# Boost leak. common spots?



## H3NTA1 (Nov 25, 2010)

I made my own boost leak tester w/ pvc end cap w/ a gauge on it. i can't hear or see anything... i get 10lbs then holds at 5. i even connected my boost gauge at the map so i get a true reading...where to look wud help...


----------



## deepblueT (Jan 26, 2008)

check all the crap under the intake manifold...


----------



## H3NTA1 (Nov 25, 2010)

I'll give it a looksy. wud the soap and water trick work?


----------



## hunTTsvegas (Aug 27, 2012)

H3NTA1 said:


> I'll give it a looksy. wud the soap and water trick work?


Some of it may be hard to see.


----------



## warranty225cpe (Dec 3, 2008)

H3NTA1 said:


> I'll give it a looksy. wud the soap and water trick work?


Soapy water only helps when you know the general area of the leak. You also need to make sure your getting enoug air into the system. What are you using?


----------



## lucpost (Dec 19, 2011)

check the 2 lines that run into the underside of the intake mani (fpr and n249 hosing), plastic lines under intake mani (crank vent), vacuum line that runs from the booster against the firewall to the pass side then down towards the intake mani. those are the most common mostly. but ive also seen that the n75 hosing going to the turbo can get melted. im not sure if this is commonly true though.


----------



## H3NTA1 (Nov 25, 2010)

warranty225cpe said:


> Soapy water only helps when you know the general area of the leak. You also need to make sure your getting enoug air into the system. What are you using?

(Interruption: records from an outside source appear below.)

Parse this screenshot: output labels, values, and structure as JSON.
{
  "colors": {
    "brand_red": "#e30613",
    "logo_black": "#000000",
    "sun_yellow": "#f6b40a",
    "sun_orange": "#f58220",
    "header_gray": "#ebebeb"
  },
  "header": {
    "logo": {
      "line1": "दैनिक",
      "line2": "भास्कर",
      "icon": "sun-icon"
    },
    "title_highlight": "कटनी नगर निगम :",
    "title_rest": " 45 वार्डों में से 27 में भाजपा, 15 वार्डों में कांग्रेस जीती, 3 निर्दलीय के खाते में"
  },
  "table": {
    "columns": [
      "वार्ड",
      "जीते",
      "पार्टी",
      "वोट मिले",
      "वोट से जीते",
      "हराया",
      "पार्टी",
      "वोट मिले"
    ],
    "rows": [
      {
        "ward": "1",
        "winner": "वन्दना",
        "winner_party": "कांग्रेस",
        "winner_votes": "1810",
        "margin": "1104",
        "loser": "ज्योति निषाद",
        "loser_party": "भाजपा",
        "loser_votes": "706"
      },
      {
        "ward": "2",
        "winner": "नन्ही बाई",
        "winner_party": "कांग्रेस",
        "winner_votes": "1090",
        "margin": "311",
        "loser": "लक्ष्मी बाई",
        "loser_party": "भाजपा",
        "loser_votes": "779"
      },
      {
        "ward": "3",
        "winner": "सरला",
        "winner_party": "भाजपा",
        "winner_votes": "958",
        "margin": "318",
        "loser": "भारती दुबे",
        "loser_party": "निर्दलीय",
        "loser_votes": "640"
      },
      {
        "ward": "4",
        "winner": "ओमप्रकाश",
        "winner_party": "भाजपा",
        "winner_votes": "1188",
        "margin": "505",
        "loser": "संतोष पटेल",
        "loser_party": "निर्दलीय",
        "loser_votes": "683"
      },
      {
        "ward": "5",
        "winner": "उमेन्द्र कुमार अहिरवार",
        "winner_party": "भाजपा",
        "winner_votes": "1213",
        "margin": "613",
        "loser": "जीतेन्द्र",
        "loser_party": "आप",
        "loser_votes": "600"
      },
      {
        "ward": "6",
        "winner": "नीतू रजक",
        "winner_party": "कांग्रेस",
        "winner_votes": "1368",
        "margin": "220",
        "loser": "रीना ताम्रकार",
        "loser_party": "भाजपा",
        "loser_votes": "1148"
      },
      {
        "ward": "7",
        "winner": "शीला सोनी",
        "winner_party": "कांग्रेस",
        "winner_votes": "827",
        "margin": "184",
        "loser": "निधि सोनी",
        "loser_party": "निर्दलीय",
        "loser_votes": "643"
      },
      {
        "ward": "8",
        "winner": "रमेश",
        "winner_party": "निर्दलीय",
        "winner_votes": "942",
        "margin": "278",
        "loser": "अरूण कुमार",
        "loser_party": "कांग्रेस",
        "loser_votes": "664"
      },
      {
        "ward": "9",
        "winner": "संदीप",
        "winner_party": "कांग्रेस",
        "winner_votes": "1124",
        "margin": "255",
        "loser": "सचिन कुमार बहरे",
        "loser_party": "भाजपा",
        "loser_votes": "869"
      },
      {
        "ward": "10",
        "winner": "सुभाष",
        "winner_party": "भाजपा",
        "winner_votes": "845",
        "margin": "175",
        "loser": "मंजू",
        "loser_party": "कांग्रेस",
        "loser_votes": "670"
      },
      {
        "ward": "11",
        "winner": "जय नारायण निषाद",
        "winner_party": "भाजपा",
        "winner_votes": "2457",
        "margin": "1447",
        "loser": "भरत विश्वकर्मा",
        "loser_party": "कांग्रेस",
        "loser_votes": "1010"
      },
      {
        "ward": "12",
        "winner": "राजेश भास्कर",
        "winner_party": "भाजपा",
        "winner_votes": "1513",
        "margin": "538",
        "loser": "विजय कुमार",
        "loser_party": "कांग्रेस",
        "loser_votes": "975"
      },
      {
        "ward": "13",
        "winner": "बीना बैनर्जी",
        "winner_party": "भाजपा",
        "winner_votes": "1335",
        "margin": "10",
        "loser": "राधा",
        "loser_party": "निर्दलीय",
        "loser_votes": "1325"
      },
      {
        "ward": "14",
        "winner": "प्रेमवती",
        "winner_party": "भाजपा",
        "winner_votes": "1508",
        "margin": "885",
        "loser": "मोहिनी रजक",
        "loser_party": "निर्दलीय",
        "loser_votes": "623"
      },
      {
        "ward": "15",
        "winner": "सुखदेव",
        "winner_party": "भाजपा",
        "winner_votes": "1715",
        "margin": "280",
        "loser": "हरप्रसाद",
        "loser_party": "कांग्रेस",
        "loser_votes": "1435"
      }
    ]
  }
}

w/ the pcv end cap, I connectes a air compressor to it with a air gun. they have those kits for like $30. I paid about $4.50 or so for making one. The gauge was like $3.00 pm ur # to me. i can send a pik.


----------



## lucpost (Dec 19, 2011)

just seen your from chicago, what area? im in the south subs. orland park/joliet ish.

edit: sorry for the subject change


----------



## H3NTA1 (Nov 25, 2010)

lucpost said:


> just seen your from chicago, what area? im in the south subs. orland park/joliet ish.
> 
> edit: sorry for the subject change


I'm by the jefferson park blue line station. ur about 50 min or so from me, cuz it took me about 40 min to go to "UTI" in glendale heights...

I'll jus swap all my hoses...lol. I plan on doing a red dress up kit anyways. What sizes I need and length? You wanna buy in lucpost? http://www.siliconeintakes.com/index.php?cPath=18&osCsid=5fca57791fcb10a1f7e22be9e8528bb9


----------



## lucpost (Dec 19, 2011)

H3NTA1 said:


> I'm by the jefferson park blue line station. ur about 50 min or so from me, cuz it took me about 40 min to go to "UTI" in glendale heights...
> 
> I'll jus swap all my hoses...lol. I plan on doing a red dress up kit anyways. What sizes I need and length? You wanna buy in lucpost? http://www.siliconeintakes.com/index.php?cPath=18&osCsid=5fca57791fcb10a1f7e22be9e8528bb9


i sent you a message. but anyways i would but i already did that about 2 months ago. i bought http://www.siliconeintakes.com/prod...d=592&osCsid=5b7c881546ca1088bdcf9c4798bc1374.

it has enough for every soft line. i didnt replace the n75 hoses tho. but i still have left overs. i bought the 034 pvc breather hosing. and just replaced the plastic stuff that was cracked with the silicone ones.


----------



## deepblueT (Jan 26, 2008)

look at the check valve near the n75 (firewall) mine melted and was causing a huge leak


----------



## lite1979 (Sep 9, 2005)

My first one was near the firewall on the passenger's side. The hard plastic hose was cracked right near the 90 degree elbow, that eventually goes to the brake booster.

Second one was under the intake manifold (FPR line in my case). Right where it met the nipple on the bottom of the intake manifold, it was split.

Part of my PCV tubing was broken, though that just made stuff dirty; never gave me a code.

Most recent one was the rubber "Y" that sits on top of the valve cover gasket; I believe it eventually leads to the SAIP, as I started to get an incorrect flow code when that tore. I purchased a "Y" shaped assortment at AutoZone and some similar diameter rubber hose to fix that one.


----------



## VWstung (Dec 19, 2010)

Anything emissions related


----------